At Fort Raleigh National Historic Site, the Park Service is partnering with the First Colony Foundation to shed light on a mystery that still fascinates us after more than four centuries: What happened to the lost Roanoke Colony? Archeologists working at the settlement site haven’t answered that question yet, but artifacts they’ve dug up tell us interesting things about life on Roanoke Island in the late 1580s.

The first English attempt to create a permanent settlement in the New World came to grief when Sir Walter Raleigh’s little colony on Roanoke Island in North Carolina’s Outer Banks vanished with scarcely a trace sometime between 1587 and 1590. What happened to those unfortunate men, women, and children struggling for a toehold in a vast wilderness far from home remains one of history’s most intriguing mysteries. Were the Roanoke colonists killed by Indians? Did cold and disease do them in? Did they starve to death? Did they lose hope of being rescued, wander off into the woods, and succumb to the many grave perils that lurked there?
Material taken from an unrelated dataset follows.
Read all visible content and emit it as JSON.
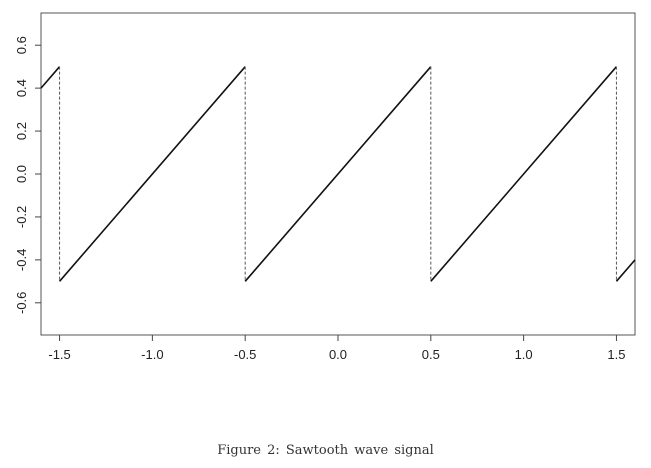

Investigators haven’t had much to go on. When relief ships from England finally arrived in 1590, three years after the colonists were last seen, they found only an abandoned village and a few strange carvings on trees. Apparently left for searchers to find, they read “CROATOAN” and “CRO.” Exactly what that meant has never been determined. Indeed, the carvings themselves disappeared centuries ago, and we can’t even be sure where they once stood. Organic material tends to rot quickly in Roanoke Island’s acidic soil, and shoreline erosion has probably erased parts of the original settlement. When Europeans resettled the area many years later, little evidence of the settlement’s existence remained.